First published in the April 9 print issue of the Burbank Leader.
As a parent of an autistic child, I’m used to my child standing on the sidelines. School concerts might be the worst. While students get an opportunity to show off their amazing singing or dancing skills, our son’s aides do all they can so he can be on stage and not ruin the show. Recess is also a source of pain. While his peers play basketball, he is on his own flapping his arms.
There is one time of the year, though, when our son and others like him take center stage. That is Autism Awareness Month in April. This is when we get a chance to celebrate all the unique attributes that make children with autism so amazing. Therefore, it was immensely hurtful when his school, Bret Harte Elementary — which has a Learning Enrichment Autism Program — decided not to do anything to recognize it.
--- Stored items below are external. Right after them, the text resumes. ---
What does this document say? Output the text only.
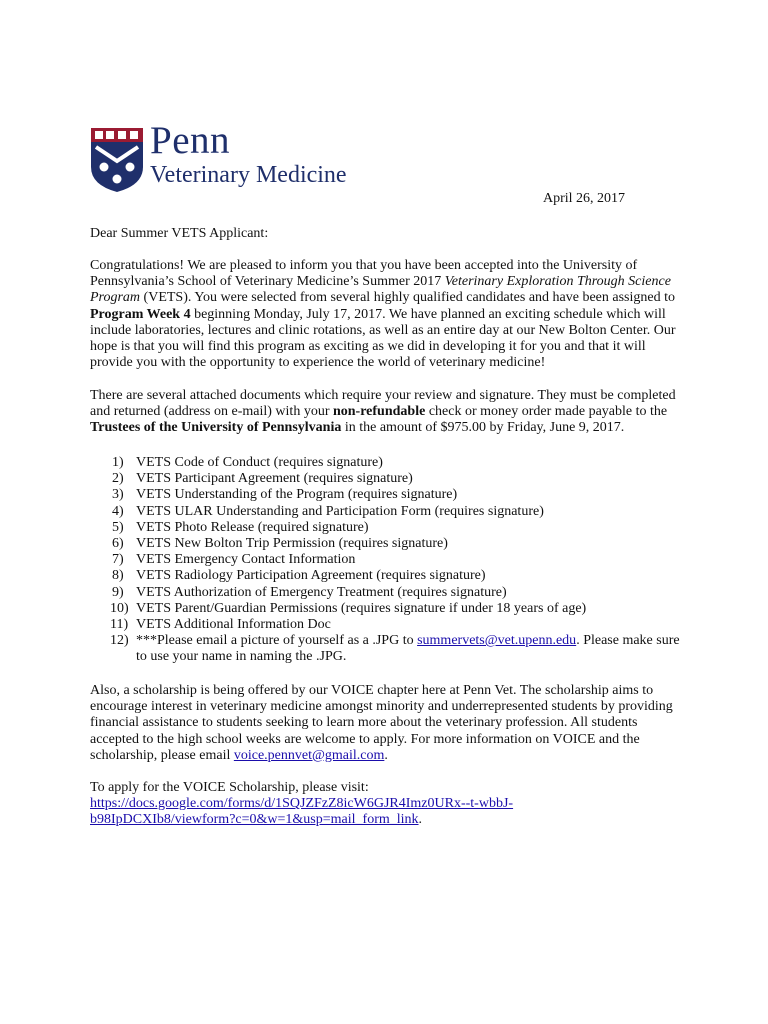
Penn
Veterinary Medicine
April 26, 2017
Dear Summer VETS Applicant:
Congratulations! We are pleased to inform you that you have been accepted into the University of
Pennsylvania’s School of Veterinary Medicine’s Summer 2017 Veterinary Exploration Through Science
Program (VETS). You were selected from several highly qualified candidates and have been assigned to
Program Week 4 beginning Monday, July 17, 2017. We have planned an exciting schedule which will
include laboratories, lectures and clinic rotations, as well as an entire day at our New Bolton Center. Our
hope is that you will find this program as exciting as we did in developing it for you and that it will
provide you with the opportunity to experience the world of veterinary medicine!
There are several attached documents which require your review and signature. They must be completed
and returned (address on e-mail) with your non-refundable check or money order made payable to the
Trustees of the University of Pennsylvania in the amount of $975.00 by Friday, June 9, 2017.
1) VETS Code of Conduct (requires signature)
2) VETS Participant Agreement (requires signature)
3) VETS Understanding of the Program (requires signature)
4) VETS ULAR Understanding and Participation Form (requires signature)
5) VETS Photo Release (required signature)
6) VETS New Bolton Trip Permission (requires signature)
7) VETS Emergency Contact Information
8) VETS Radiology Participation Agreement (requires signature)
9) VETS Authorization of Emergency Treatment (requires signature)
10) VETS Parent/Guardian Permissions (requires signature if under 18 years of age)
11) VETS Additional Information Doc
12) ***Please email a picture of yourself as a .JPG to summervets@vet.upenn.edu. Please make sure
to use your name in naming the .JPG.
Also, a scholarship is being offered by our VOICE chapter here at Penn Vet. The scholarship aims to
encourage interest in veterinary medicine amongst minority and underrepresented students by providing
financial assistance to students seeking to learn more about the veterinary profession. All students
accepted to the high school weeks are welcome to apply. For more information on VOICE and the
scholarship, please email voice.pennvet@gmail.com.
To apply for the VOICE Scholarship, please visit:
https://docs.google.com/forms/d/1SQJZFzZ8icW6GJR4Imz0URx--t-wbbJ-
b98IpDCXIb8/viewform?c=0&w=1&usp=mail_form_link.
Fortunately, after speaking to district officials, they changed their minds, but I wish the story ended there.
The planning for the event took place without including any parents of children in LEAP. When I complained about this, the PTA said it would make me the committee chair at their meeting on April 14. By this time, though, the event would’ve been half over and with the planning already complete, I took this as a token gesture to keep me quiet.
Speaking of being kept quiet, I attempted to post a recommended reading list about autism on the school PTA’s Facebook page, but it was inexplicably blocked. Upon inquiring why, I was told all posts go through the social media coordinator. When that statement proved false, the new story was only the committee chair can post about the event, so if I accepted their offer, I could post. That’s great, but what about the other parents of LEAP students who might want to post? Don’t they too deserve a voice?
Imagine your child standing center stage at their school’s winter concert for their long-awaited solo. Suddenly, the microphone is unplugged; the lights go out.
That’s where we live at Bret Harte Elementary.